What is a concentrate?

06/11/2018 0 Comment(s)


Last week we talked about single flavor testing and that was a great place to start, so where do we go from there? Frankly, if you really want to understand your flavors you’re going to have to understand them, and try them all by themselves. Yup you read that right…all by themselves!

In Blog week 2 we’ll discuss WHAT A CONCENTRATE IS and WHY ON OCCASSION DOES MY FLAVOR TASTE LIKE CHEMICALS? Dictionary.com defines a concentrate as a Verb:  to become more intense, stronger, or purer and as a noun: a concentrated form of something; a product of concentration (e.g.
a juice concentrate).


What does this mean? Simply stated, it's a stronger version of what you need so you must dilute it and that's it. Remember those frozen juice concentrate cans Mom used? Put the contents in a pitcher, fill with water at a ratio of 1 part concentrate to 3 parts water mix it up and voila you have juice. And then you have powdered concentrates such as Kool Aid or Country Time... sure it's powder, but it's still a concentrate and one may even suggest that Country Time is a super concentrate LOL. The point is you don't add a gallon of powder mix to a gallon of water, do you? Of course not, it's concentrated.  


The same concept applies to essentially all concentrates whether it’s powdered, liquid or frozen, and each concentrate that you encounter will most likely be different than another.  So what do you do if something tastes funny to you, has a chemical taste, or just seems off? FIRST! Did you check and see where to start your test at? Is the percentage correct based on suggestions from the manufacturer? Did you start on the low end of the suggested range?

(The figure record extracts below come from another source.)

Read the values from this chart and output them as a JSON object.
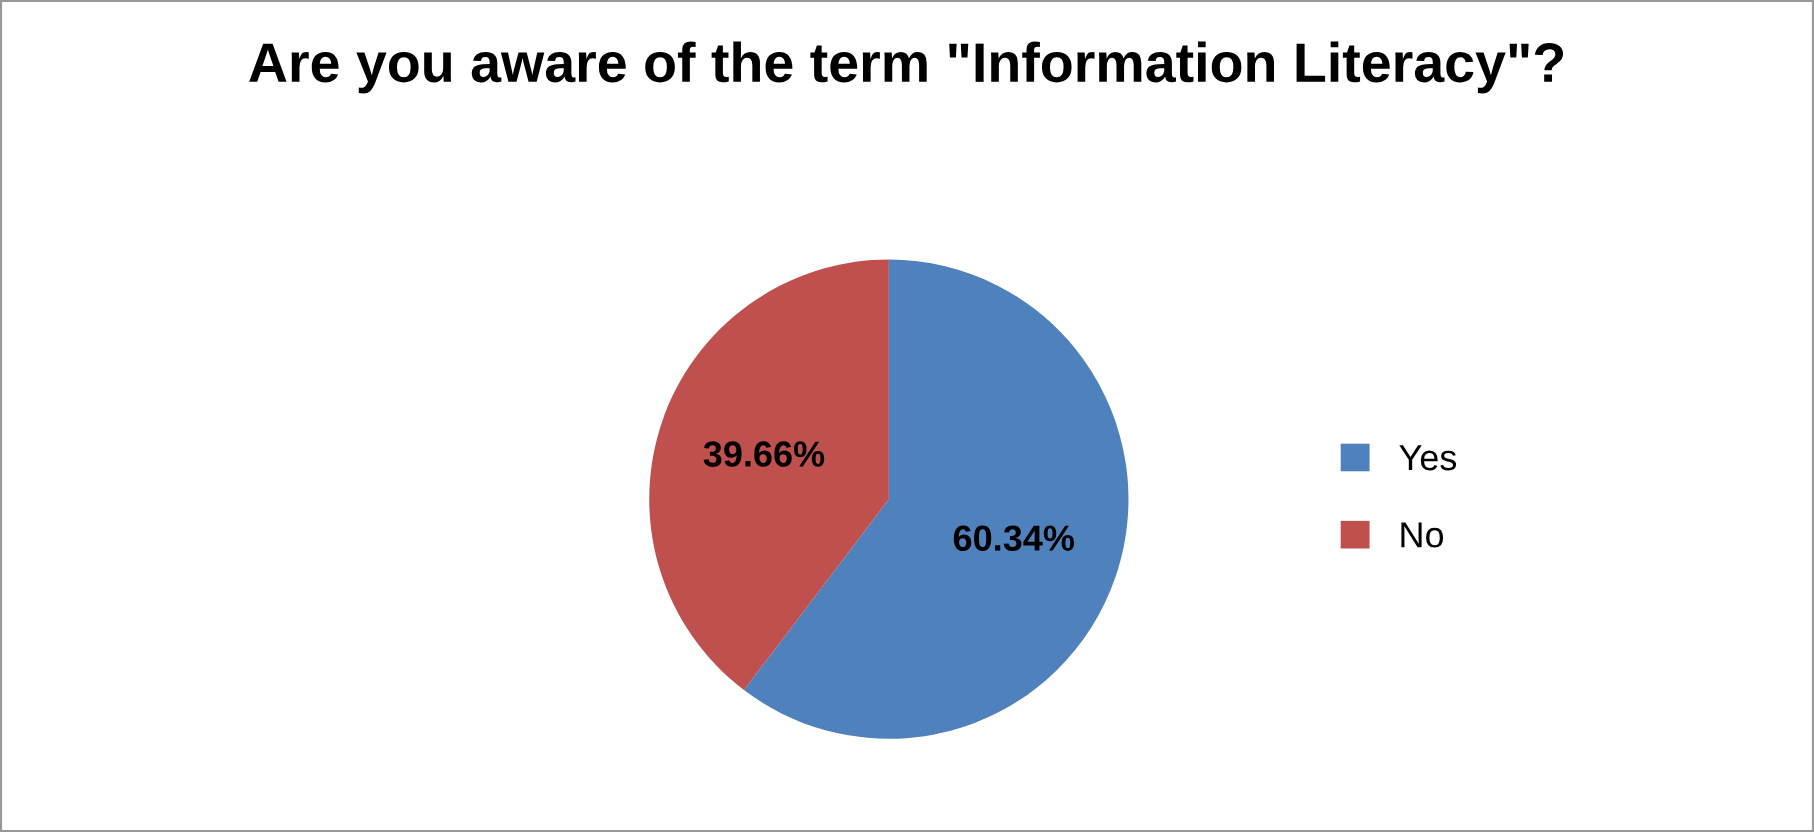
{
  "chart_data": {
    "type": "pie",
    "title": "Are you aware of the term \"Information Literacy\"?",
    "categories": [
      "Yes",
      "No"
    ],
    "values": [
      60.34,
      39.66
    ],
    "colors": [
      "#4f81bd",
      "#c0504d"
    ],
    "value_labels": [
      "60.34%",
      "39.66%"
    ],
    "legend": "right"
  }
}
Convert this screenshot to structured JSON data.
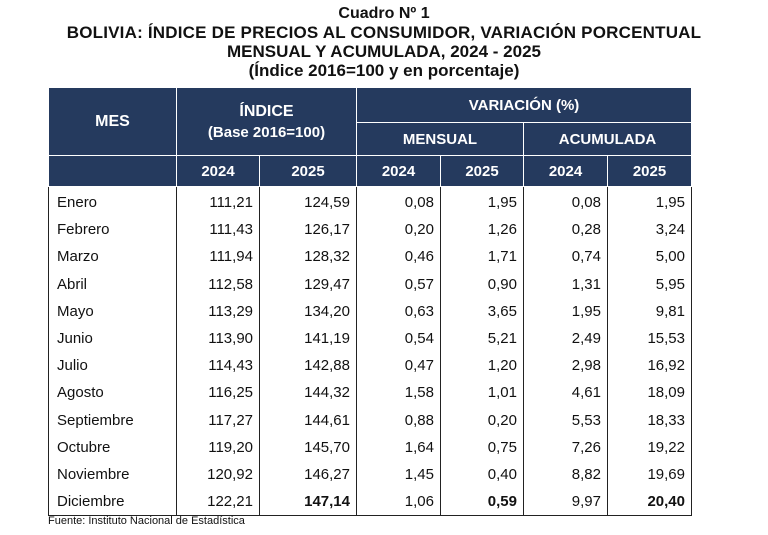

Did you let it age/steep? If you taste something right off the shake, the molecules have not had enough time to blend into the vg. I’ve noticed many times that the flavoring and the carrier fluid or dilutant (e.g. PG/VG) can actually be tasted separately almost like the flavoring is sitting right on top of the Carrier fluid. Let it age / steep, don’t be in a hurry…as the old saying goes “everything in due time”.  If it’s a cream, give it a couple weeks before tasting it. Many custards, and bakeries can take upwards of a month for you to get the molecules to blend completely. If it’s a fruit, give it at least 3 days. 

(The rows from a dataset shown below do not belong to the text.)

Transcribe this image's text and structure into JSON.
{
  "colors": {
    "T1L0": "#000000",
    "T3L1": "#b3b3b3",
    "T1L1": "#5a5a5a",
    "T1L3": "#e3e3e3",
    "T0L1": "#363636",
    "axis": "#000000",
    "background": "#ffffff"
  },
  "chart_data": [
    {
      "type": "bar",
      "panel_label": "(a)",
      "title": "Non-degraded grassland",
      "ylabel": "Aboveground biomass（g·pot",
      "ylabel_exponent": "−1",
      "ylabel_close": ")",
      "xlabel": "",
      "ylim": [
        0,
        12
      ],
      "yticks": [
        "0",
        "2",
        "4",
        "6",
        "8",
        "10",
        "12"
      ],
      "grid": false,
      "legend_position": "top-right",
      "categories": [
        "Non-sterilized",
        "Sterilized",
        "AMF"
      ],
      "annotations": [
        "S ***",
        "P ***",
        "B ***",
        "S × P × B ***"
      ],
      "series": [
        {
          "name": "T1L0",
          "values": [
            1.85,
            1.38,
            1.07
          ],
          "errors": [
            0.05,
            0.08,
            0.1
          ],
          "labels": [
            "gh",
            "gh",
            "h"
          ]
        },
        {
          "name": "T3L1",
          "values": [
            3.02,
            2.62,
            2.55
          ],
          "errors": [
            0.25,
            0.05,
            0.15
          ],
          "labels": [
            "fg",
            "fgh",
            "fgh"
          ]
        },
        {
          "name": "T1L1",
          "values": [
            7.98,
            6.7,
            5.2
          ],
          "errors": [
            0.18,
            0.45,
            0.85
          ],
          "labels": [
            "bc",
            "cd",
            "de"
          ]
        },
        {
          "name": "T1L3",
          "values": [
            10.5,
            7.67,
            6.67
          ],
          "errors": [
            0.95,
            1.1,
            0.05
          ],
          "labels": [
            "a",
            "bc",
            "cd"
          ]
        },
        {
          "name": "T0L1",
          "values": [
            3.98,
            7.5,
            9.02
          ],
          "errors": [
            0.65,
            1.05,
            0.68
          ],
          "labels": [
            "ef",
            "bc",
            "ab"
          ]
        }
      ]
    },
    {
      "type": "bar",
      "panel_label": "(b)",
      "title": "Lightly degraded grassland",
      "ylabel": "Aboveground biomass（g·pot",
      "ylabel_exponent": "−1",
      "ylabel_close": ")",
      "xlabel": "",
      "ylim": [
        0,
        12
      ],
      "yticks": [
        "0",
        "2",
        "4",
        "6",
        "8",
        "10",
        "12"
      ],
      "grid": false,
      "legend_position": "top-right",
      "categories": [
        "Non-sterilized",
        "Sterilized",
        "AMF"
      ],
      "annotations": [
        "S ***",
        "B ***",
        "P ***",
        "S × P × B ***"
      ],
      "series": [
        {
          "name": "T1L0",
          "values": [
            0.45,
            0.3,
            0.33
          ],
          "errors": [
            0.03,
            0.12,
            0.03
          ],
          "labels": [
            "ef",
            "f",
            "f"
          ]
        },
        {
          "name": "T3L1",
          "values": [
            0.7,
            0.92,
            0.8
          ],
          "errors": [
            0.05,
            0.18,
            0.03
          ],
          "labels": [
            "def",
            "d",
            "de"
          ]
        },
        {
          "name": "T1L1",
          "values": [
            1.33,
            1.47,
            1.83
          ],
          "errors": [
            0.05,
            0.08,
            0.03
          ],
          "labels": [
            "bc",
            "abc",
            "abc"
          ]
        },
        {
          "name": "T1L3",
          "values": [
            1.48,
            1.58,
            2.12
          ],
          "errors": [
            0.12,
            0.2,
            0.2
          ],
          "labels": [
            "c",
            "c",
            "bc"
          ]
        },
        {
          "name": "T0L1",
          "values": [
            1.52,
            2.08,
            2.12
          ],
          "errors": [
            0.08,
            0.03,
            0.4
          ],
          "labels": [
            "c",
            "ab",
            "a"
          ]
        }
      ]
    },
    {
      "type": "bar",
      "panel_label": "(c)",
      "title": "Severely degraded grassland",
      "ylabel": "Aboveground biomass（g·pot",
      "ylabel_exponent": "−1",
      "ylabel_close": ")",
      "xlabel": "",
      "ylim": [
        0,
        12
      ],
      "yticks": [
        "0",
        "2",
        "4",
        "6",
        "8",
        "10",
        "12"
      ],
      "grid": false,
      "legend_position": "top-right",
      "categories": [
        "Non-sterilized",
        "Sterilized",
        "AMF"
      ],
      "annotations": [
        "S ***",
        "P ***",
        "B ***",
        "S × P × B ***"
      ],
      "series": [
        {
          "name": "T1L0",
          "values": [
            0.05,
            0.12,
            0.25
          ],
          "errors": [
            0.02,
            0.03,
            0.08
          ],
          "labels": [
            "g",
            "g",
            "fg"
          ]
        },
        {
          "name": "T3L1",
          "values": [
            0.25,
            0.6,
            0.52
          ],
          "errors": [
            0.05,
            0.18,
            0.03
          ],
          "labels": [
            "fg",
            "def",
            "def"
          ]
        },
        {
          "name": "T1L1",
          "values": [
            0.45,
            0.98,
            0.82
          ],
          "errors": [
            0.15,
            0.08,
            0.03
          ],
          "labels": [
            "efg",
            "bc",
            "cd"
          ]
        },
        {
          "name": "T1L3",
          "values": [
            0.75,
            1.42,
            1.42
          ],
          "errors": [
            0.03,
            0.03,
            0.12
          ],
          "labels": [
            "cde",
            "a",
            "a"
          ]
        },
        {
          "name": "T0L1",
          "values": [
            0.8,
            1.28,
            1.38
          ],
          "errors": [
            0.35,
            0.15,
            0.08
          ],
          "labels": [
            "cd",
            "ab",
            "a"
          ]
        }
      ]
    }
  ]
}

Okay so it has been allowed to age / steep, and you taste it for the first time a few minutes pass and you realize IT STILL has a chemical aftertaste. No problem…try a lower percentage! The following are two examples I like to use of REALLY strong flavors from Flavor Art and Inawera where less is definitely more and it solves that chemical aftertaste problem.

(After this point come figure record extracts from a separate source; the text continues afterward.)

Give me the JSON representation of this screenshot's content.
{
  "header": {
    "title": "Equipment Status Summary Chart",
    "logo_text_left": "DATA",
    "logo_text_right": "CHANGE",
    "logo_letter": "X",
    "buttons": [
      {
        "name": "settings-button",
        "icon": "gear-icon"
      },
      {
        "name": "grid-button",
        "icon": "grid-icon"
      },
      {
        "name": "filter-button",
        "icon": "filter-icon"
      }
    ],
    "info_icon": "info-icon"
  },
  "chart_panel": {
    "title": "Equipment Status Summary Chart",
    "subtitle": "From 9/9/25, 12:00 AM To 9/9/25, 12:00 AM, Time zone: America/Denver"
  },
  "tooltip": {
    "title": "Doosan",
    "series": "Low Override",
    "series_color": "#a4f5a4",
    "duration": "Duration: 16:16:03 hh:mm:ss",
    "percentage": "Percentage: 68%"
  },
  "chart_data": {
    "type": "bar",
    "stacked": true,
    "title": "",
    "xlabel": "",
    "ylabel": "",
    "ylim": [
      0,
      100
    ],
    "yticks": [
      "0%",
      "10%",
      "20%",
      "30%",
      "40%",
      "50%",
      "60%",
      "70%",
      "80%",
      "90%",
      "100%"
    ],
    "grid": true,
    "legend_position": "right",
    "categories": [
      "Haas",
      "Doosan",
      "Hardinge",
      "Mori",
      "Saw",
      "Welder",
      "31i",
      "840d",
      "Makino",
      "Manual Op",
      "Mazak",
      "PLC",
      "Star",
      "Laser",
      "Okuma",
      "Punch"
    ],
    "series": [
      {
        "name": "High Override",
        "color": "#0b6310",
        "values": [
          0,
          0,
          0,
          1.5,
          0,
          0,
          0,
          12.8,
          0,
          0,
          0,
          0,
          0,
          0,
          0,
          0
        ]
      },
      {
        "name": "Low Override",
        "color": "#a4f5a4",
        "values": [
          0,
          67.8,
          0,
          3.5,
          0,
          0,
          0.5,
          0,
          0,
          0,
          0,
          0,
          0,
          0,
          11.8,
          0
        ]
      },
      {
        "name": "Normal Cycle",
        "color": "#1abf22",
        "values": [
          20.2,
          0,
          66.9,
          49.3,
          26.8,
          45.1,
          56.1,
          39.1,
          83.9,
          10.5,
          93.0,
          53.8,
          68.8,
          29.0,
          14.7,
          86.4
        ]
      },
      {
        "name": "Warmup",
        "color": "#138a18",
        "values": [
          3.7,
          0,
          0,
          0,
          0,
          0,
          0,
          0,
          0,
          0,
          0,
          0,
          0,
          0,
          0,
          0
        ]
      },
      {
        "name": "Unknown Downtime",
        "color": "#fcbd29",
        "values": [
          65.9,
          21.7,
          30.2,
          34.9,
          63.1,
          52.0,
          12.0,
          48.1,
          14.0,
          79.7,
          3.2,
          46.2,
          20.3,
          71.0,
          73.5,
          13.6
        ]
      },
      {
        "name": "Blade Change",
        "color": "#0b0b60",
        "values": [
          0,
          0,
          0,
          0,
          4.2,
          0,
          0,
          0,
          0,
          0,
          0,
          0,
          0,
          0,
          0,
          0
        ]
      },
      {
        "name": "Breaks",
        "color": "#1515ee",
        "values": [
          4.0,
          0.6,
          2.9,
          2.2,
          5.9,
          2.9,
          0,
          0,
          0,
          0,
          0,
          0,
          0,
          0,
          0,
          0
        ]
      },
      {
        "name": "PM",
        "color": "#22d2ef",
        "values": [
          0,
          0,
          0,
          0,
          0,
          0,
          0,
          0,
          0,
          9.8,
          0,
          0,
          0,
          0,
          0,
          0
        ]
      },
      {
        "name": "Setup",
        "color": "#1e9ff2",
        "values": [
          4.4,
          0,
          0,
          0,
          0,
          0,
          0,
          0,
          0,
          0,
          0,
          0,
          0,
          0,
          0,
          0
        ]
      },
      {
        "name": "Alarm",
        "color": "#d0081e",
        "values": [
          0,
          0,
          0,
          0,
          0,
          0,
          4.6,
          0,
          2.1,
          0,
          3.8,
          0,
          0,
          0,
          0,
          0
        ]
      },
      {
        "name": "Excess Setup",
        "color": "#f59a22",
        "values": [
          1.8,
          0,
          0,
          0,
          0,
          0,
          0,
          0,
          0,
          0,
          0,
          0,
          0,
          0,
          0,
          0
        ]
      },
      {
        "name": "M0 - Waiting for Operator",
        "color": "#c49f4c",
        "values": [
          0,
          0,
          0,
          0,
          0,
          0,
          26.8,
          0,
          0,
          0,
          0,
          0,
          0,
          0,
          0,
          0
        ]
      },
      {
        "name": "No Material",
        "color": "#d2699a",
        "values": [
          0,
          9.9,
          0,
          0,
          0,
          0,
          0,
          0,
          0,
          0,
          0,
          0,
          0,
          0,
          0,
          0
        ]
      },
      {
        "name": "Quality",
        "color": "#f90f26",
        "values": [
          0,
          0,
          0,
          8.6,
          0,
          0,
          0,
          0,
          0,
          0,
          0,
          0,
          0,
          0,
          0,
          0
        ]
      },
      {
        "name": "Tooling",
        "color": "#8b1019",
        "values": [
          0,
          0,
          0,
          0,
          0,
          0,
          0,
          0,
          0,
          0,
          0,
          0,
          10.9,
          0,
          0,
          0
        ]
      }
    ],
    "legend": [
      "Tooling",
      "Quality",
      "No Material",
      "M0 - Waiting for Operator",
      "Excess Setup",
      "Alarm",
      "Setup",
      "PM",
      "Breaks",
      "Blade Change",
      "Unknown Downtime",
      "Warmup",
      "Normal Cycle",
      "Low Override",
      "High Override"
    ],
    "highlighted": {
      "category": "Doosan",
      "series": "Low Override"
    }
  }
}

FA Blackberry:  This is one of those flavors that if you use it at the recommended percent, it’s horrible. It tastes like perfume. Even if used at 1% or above it will leave you feeling like you just walked through the perfume section of a department store. BUT! Believe it or not, it’s an excellent flavor at the right percentage! At 1-3 drops per 30 ml’s (.08%-.2%) it can impart a VERY rich, delicious blackberry flavor that with a little FA Fresh Cream and sweetener of choice, can be absolutely amazing. Sounds crazy right? ONE drop? YUP! Many of the higher quality flavorings need so little that they represent an excellent purchase value. Think about how long 10ml’s of blackberry will last when used at such a low percentage. 

Inawera Jungle Frost:  Here is another one that I like to use as an example, it’s a BRAND new flavor from Inawera and to be honest, it is fantastic. BUT, it must be used lightly. If you were to use this at 2-3% it would be STRAIGHT perfume. BUT! Try it at 1-3 drops again and BAMM it’s AMAZING! Especially when added to tropical fruits or berries. Remember, you can always add more flavoring but you cannot take any away. 

Inawera Wild Strawberry:  Yet another flavor that is SO STRONG that anything more than 2 drops per 50mls is PUSHING it. I usually use one drop with other berries. I LOVE it with black currant, blueberries, and even other strawberries. Some cream and some vanilla and it is downright delicious. 

Just remember the manufacturers recommended percentage may be not what YOUR palate can deal with. You can always start low and put more flavoring in; because if you put too much you can never take it out. Usually the main reason you get a chemical taste is because the percentage is too high. Always keep in mind that many flavoring concentrates are “extremely concentrated” and sometimes are not very forgiving.